Tibial Plafond fracture happens at the shin bone's bottom around the person's ankle joint. Such type of fracture requires special treatment because of the ankle cartilage surface. Tibial plafond fracture is also complicated because of possible surrounding soft tissues damage. Tibial Plateau Fracture happens just below the person's knee joint. This type of fracture requires knee joint and its cartilage surface consideration. Tibial Plateau Fracture may result in the progressing of knees arthritis.
Some common treatments of tibias include:
- External Fixator can also be beneficial in some specific types of fractures. External fixator usually used in more significant fractures, particularly, in open fracture with associated laceration and damage of the soft tissue. In such cases, the placement of intrameduallary (IM) rodding or plates might not be possible because of damage of the soft tissue. When severe soft tissue injury occurs, an external fixator can provide greatest immobilization while monitoring an surrounding soft tissues treatment.
- Plates and screws are less commonly used, but they are extremely beneficial in some types of fractures, particularly, in tibial plafond fractures and tibial plateau. Many surgeons choose the meduallary rod for tibial shaft fracture until such fracture close to the surface's joint; the plates and screws can be excellent fixation method.
- IM (intrameduallary rodding) - a procedure to place a medal rod down of the tibia's center to hold the bone alignment. Such surgery lasts about 1 hour and 30 minutes, and is commonly performed under general anesthesia. Patients have an incision over the knee joint, and small incisions above the patient's ankle and below the knee. Additionally, some types of fractures may need the incision close to the fracture to realign the patient's bones. Intrameduallary (IM) rodding rods are secured within the person's bone by using screws in both below and above the fracture. The rod and metal screws may be removed at any time if they result in the problems, but may also be left in place forever. Tibial rodding provide the greatest fixation and bones alignment. The most common side effects of such surgical procedure are infection and knee pain. Rod infection can require rod removal to treat an infection.

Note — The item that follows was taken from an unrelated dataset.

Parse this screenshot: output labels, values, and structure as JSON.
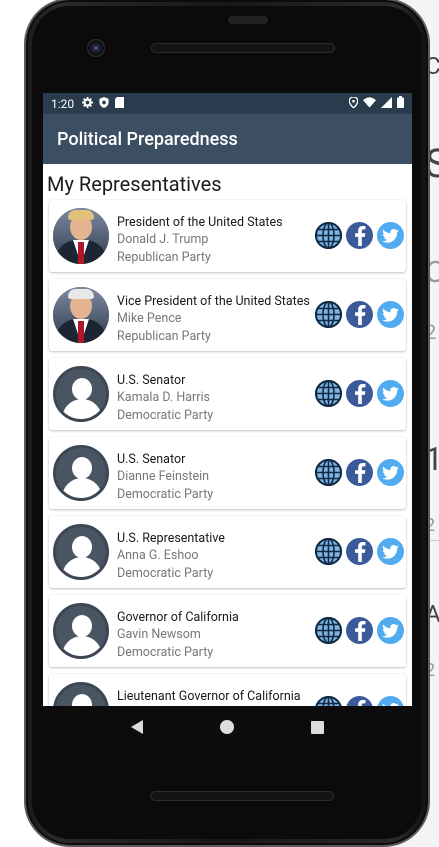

- Casting is appropriate for the treatment of tibial shaft fracture that is well aligned and not badly displaced. Individuals require to be in cast that goes below the person's ankle and above the knee (long leg cast). The casting advantage is that tibial shaft fracture tending to heal well and such casting avoids the surgery's potential risk, such as infection. Individuals with casts should be monitored to be sure the bone maintains its alignment and ensure adequate tibia's healing.
- Non Displaced Tibial Plateau Fracture is a crack in the person's bone seen on X-ray, but bones remain in alignment and its proper position. Most such fractures may be cured without surgery, but it requires longer period of time (approx. 3 months) of walking protection. Some non displaced fractures are at displacing risk (shifting position) in the days or months following injury and such fracture should be closely monitored by surgeon. If displacement happens, the surgery can be required to realign the fragments of the bone and hold it in proper position.